В этом направлении эволюционировало даже самоубийство как последний аргумент для победы «своих» — хотя оно совершалось и в феодальные, и в новые времена. Знаменитая история токугавской поры повествует об обнажившем свое тело и приготовившем меч для немедленного совершения харакири в присутствии всего Совета и регента сёгуната старом наставнике, занимавшем высокое положение в этом Совете. Весь день сохранялась угроза самоубийства, благодаря чему удалось гарантировать кандидату наставника наследование места сёгуна. Он добился своего, и самоубийство не состоялось. На западный взгляд, воспитатель шантажировал противников. Однако в наши дни самоубийство в знак протеста — это акт, совершаемый мучеником, а не посредником.
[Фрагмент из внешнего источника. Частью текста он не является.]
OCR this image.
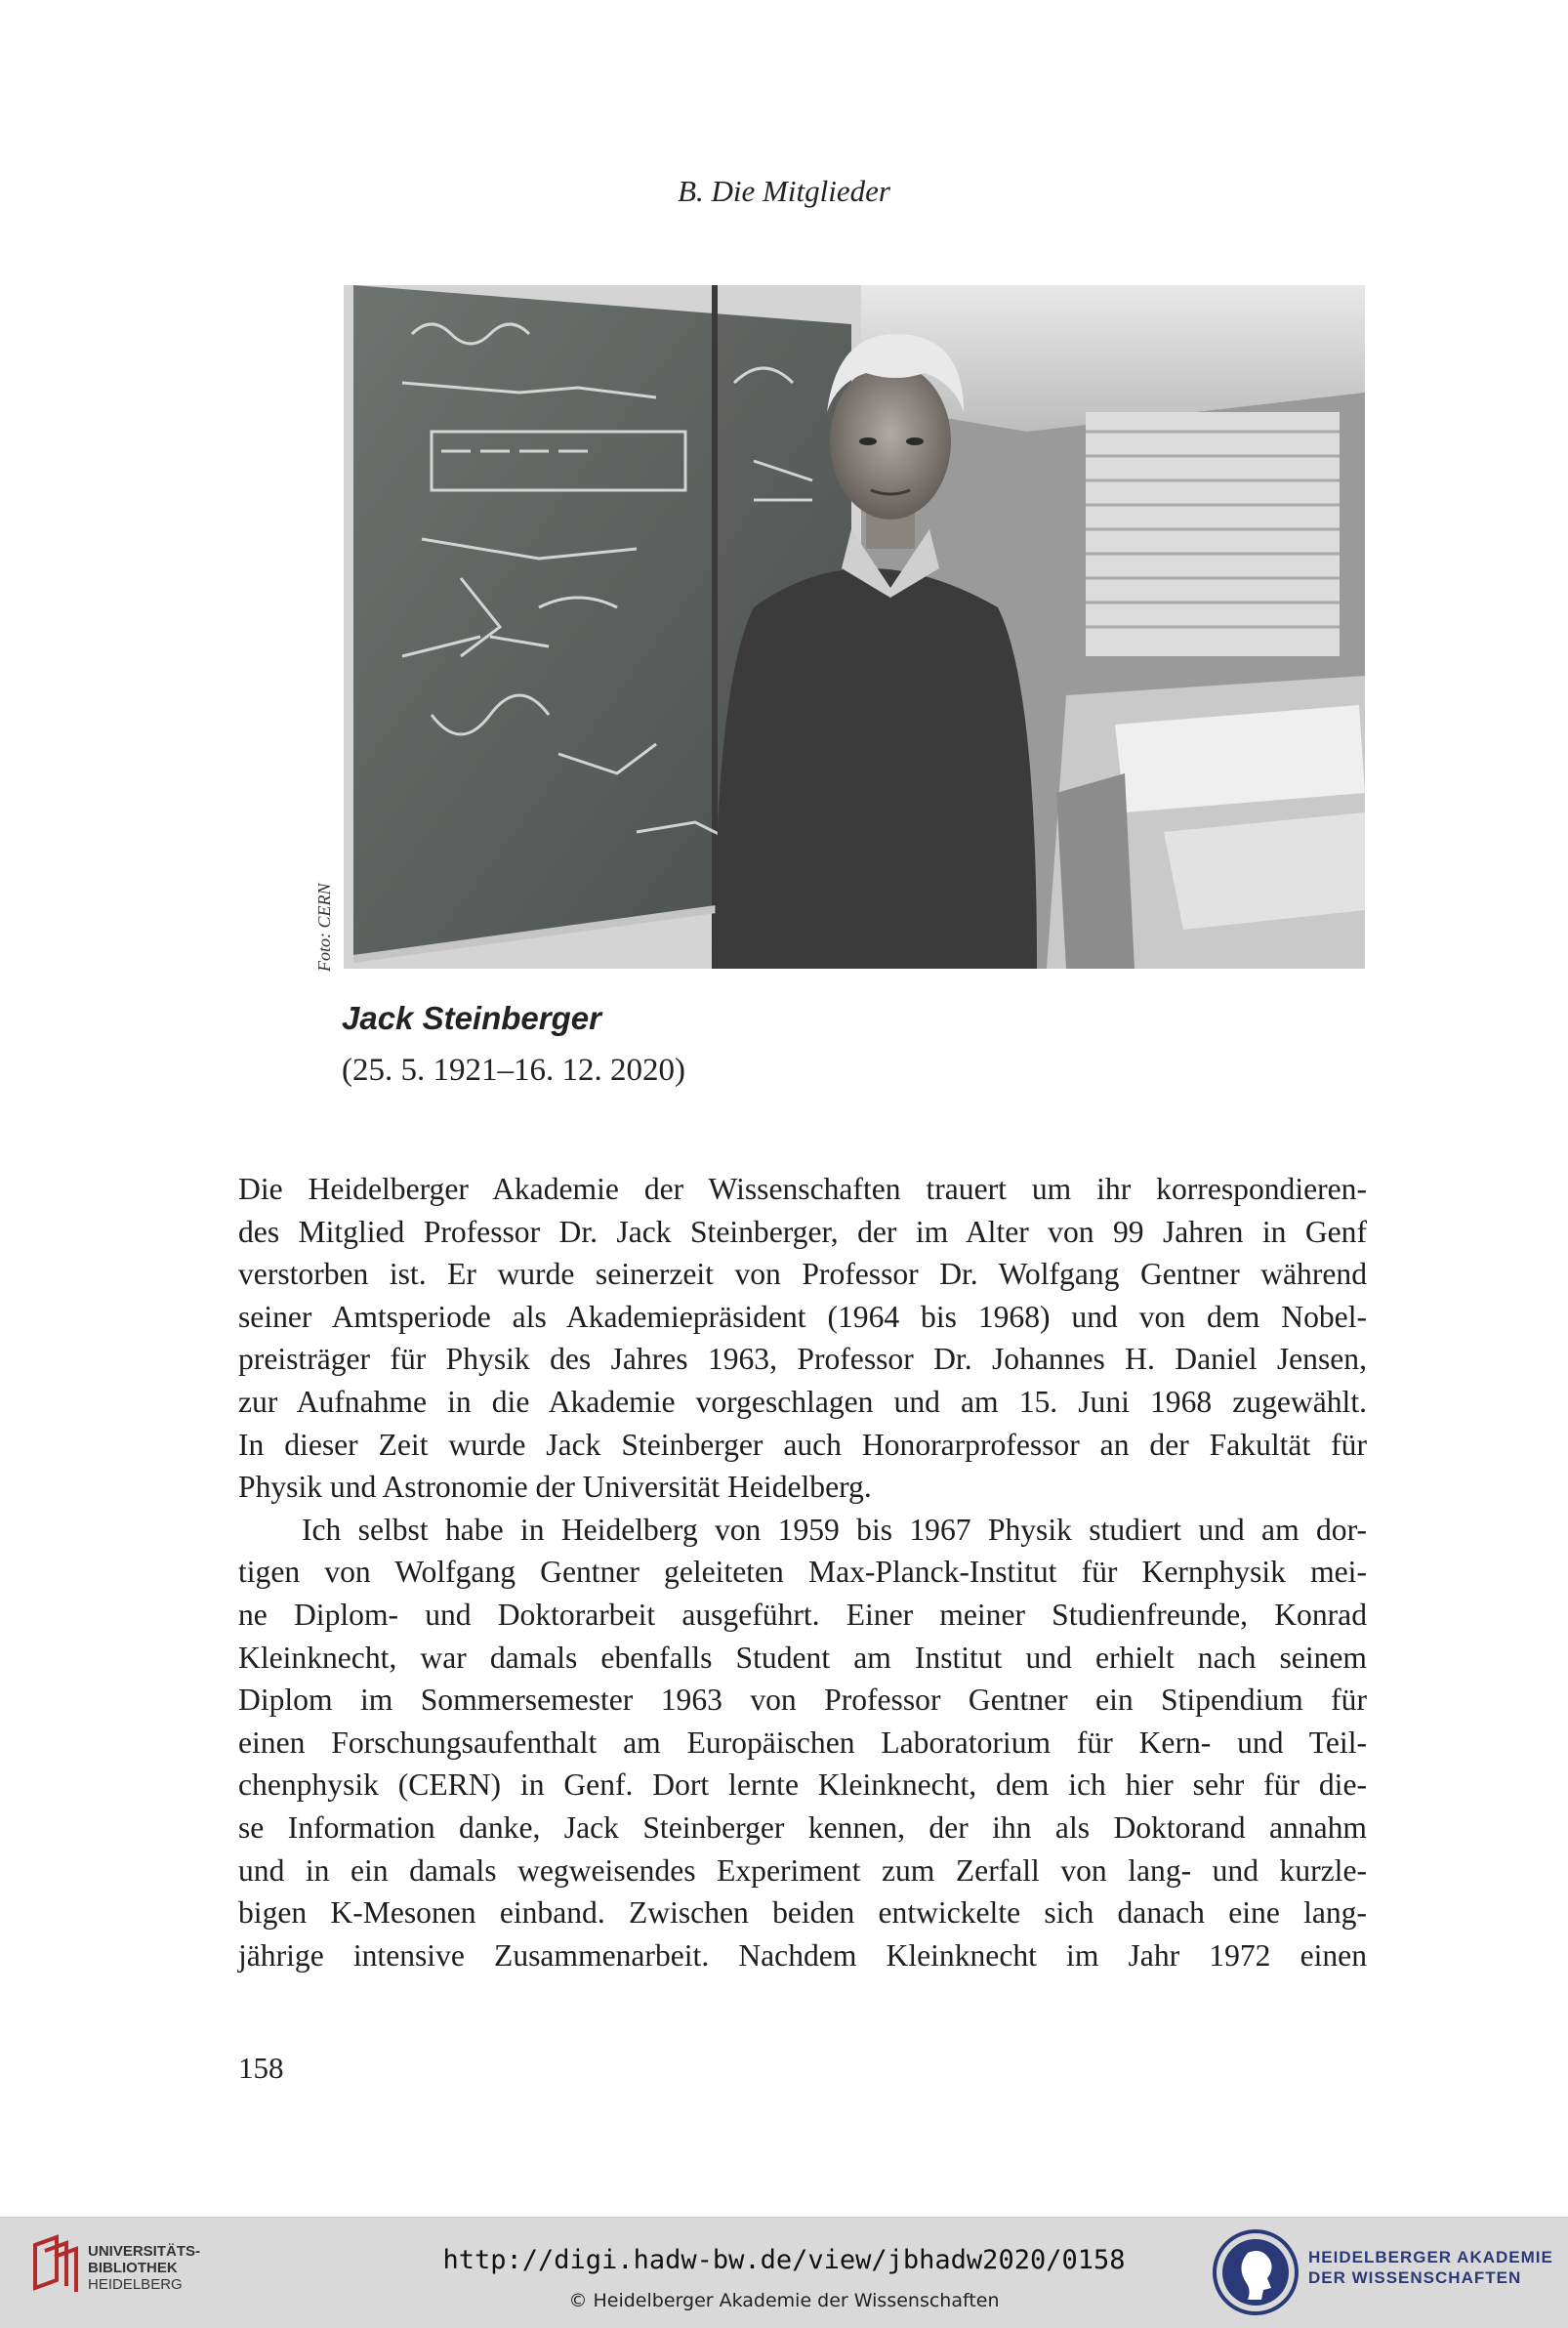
B. Die Mitglieder
Foto: CERN
Jack Steinberger
(25. 5. 1921–16. 12. 2020)

Die Heidelberger Akademie der Wissenschaften trauert um ihr korrespondieren-

des Mitglied Professor Dr. Jack Steinberger, der im Alter von 99 Jahren in Genf

verstorben ist. Er wurde seinerzeit von Professor Dr. Wolfgang Gentner während

seiner Amtsperiode als Akademiepräsident (1964 bis 1968) und von dem Nobel-

preisträger für Physik des Jahres 1963, Professor Dr. Johannes H. Daniel Jensen,

zur Aufnahme in die Akademie vorgeschlagen und am 15. Juni 1968 zugewählt.

In dieser Zeit wurde Jack Steinberger auch Honorarprofessor an der Fakultät für

Physik und Astronomie der Universität Heidelberg.

Ich selbst habe in Heidelberg von 1959 bis 1967 Physik studiert und am dor-

tigen von Wolfgang Gentner geleiteten Max-Planck-Institut für Kernphysik mei-

ne Diplom- und Doktorarbeit ausgeführt. Einer meiner Studienfreunde, Konrad

Kleinknecht, war damals ebenfalls Student am Institut und erhielt nach seinem

Diplom im Sommersemester 1963 von Professor Gentner ein Stipendium für

einen Forschungsaufenthalt am Europäischen Laboratorium für Kern- und Teil-

chenphysik (CERN) in Genf. Dort lernte Kleinknecht, dem ich hier sehr für die-

se Information danke, Jack Steinberger kennen, der ihn als Doktorand annahm

und in ein damals wegweisendes Experiment zum Zerfall von lang- und kurzle-

bigen K-Mesonen einband. Zwischen beiden entwickelte sich danach eine lang-

jährige intensive Zusammenarbeit. Nachdem Kleinknecht im Jahr 1972 einen

158
UNIVERSITÄTS-
BIBLIOTHEK
HEIDELBERG
http://digi.hadw-bw.de/view/jbhadw2020/0158
© Heidelberger Akademie der Wissenschaften
HEIDELBERGER AKADEMIE
DER WISSENSCHAFTEN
К нему прибегают из-за неудачи или в знак несогласия с каким-нибудь уже заключенным соглашением, как, например, с Соглашением о военно-морском паритете.[163] Его совершают так, что только сам акт, а не угроза самоубийства, в состоянии повлиять на общественное мнение.

Этот рост склонности к нанесению удара по себе при угрозе гири своему имени необязательно ведет к таким крайним шагам, как самоубийство. Направленные на себя агрессии могут просто вызвать депрессию, усталость и ту типично японскую скуку, которой предавались образованные слои японского общества. У столь широкого распространения ее в этих слоях существовали веские социологические основания, поскольку интеллигенция была многочисленной, а положение ее в иерархии отличалось крайней неустойчивостью. Только незначительная ее часть могла найти удовлетворение своим честолюбивым устремлениям. В 30-е годы XX в. ее положение также было уязвимо, поскольку власти страшились ее «опасных мыслей» и относились к ней с подозрением. Японские интеллектуалы обычно объясняют свои фрустрации недовольством из-за неразберихи в ходе вестернизации, но это объяснение не полное. Колебания в настроении от сильного чувства привязанности к большой скуке — типично японское явление, и типично японской была психическая травма, пережитая многими японскими интеллектуалами. В середине 30-х годов XX в. многие из них избавились от нее также традиционно по-японски: они приняли националистические цели и снова переориентировали атаку вовне — прочь от себя. В тотальной агрессии против других стран они увидели возможность опять «обрести себя». Они избавились от скверного настроения и почувствовали в себе великую новую силу, ее не удалось обрести в личных отношениях, но они были убеждены, что смогут сделать это как представители страны-победительницы.